Autoimmune diseases have been associated with an increased risk of schizophrenia. It has been suggested that brain-reactive autoantibodies are part of the mechanisms behind this association. Furthermore, an increased permeability of the blood-brain barrier has been observed during periods of infection and inflammation. The authors therefore investigated whether autoimmune diseases combined with exposures to severe infections may increase the risk of schizophrenia
Nationwide population-based registers in Denmark were linked, and the data were analyzed in a cohort study using survival analysis. All analyses were adjusted for calendar year, age, and sex. Incidence rate ratios and accompanying 95% confidence intervals (CIs) as measures of relative risk were used.
A prior autoimmune disease increased the risk of schizophrenia by 29% (incidence rate ratio=1.29; 95% CI=1.18–1.41). Any history of hospitalization with infection increased the risk of schizophrenia by 60% (incidence rate ratio=1.60; 95% CI=1.56–1.64).

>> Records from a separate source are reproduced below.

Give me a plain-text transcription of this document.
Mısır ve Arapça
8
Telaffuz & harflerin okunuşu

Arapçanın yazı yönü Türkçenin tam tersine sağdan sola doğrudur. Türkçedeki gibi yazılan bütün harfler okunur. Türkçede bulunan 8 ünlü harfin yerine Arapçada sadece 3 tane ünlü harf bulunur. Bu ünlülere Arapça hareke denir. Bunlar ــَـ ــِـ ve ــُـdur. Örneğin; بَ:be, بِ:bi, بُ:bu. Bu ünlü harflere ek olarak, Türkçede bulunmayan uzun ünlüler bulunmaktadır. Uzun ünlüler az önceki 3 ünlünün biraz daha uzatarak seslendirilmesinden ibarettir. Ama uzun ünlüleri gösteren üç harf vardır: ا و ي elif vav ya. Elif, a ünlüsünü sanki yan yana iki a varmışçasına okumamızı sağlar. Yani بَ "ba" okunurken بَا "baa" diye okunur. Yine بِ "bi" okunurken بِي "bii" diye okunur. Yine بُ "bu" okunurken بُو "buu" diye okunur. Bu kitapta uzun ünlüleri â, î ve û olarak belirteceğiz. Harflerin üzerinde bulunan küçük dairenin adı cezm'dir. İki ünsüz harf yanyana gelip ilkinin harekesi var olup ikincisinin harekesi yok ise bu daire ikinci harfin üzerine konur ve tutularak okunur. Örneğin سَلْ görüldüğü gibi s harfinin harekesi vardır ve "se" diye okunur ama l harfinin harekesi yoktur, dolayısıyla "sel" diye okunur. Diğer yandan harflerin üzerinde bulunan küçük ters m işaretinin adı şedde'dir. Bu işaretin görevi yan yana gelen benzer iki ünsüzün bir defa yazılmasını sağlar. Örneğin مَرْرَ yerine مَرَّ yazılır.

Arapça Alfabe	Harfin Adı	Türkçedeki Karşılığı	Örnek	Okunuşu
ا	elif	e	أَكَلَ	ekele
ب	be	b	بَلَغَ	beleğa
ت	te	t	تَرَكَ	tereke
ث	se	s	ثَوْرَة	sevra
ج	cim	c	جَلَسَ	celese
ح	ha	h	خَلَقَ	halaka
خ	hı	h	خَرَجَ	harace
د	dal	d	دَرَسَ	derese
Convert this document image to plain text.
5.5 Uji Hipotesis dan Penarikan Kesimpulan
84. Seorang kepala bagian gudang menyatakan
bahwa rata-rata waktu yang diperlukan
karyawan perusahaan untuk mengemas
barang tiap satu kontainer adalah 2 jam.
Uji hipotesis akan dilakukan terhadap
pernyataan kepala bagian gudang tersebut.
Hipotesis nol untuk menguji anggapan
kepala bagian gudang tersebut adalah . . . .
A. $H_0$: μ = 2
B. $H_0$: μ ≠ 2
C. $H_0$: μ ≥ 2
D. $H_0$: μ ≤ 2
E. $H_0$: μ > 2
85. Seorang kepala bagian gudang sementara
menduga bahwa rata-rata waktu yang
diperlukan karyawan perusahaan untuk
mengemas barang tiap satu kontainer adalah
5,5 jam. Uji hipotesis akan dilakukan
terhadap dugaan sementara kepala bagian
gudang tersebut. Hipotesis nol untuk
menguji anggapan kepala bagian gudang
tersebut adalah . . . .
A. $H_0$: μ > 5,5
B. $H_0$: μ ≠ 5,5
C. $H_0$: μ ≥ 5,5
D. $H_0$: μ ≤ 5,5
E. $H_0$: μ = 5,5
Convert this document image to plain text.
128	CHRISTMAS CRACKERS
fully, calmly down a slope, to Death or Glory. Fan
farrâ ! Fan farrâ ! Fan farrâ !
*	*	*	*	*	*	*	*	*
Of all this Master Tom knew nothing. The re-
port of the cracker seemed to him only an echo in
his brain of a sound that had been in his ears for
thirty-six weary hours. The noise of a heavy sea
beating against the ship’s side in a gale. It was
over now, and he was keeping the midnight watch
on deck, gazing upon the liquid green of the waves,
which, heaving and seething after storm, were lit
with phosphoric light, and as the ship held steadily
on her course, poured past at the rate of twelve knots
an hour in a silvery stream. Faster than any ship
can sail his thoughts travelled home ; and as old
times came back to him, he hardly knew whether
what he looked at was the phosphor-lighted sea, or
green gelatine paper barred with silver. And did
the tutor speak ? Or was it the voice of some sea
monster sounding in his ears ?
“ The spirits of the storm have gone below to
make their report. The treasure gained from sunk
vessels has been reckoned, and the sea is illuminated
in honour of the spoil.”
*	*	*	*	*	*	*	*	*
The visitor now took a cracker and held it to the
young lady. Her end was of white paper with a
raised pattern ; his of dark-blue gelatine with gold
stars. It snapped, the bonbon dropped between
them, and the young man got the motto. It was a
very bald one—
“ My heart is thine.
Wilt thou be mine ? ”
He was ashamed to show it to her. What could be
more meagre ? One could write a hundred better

When the two risk factors were combined, the risk of schizophrenia was increased even further (incidence rate ratio=2.25; 95% CI=2.04–2.46). The risk of schizophrenia was increased in a dose-response relationship, where three or more infections and an autoimmune disease were associated with an incidence rate ratio of 3.40 (95% CI=2.91–3.94). The results remained significant after adjusting for substance use disorders and family history of psychiatric disorders. Hospital contact with infection occurred in nearly 24% of individuals prior to a schizophrenia diagnosis.
Autoimmune disease and the number of infections requiring hospitalization are risk factors for schizophrenia. The increased risk is compatible with an immunological hypothesis in subgroups of schizophrenia patients.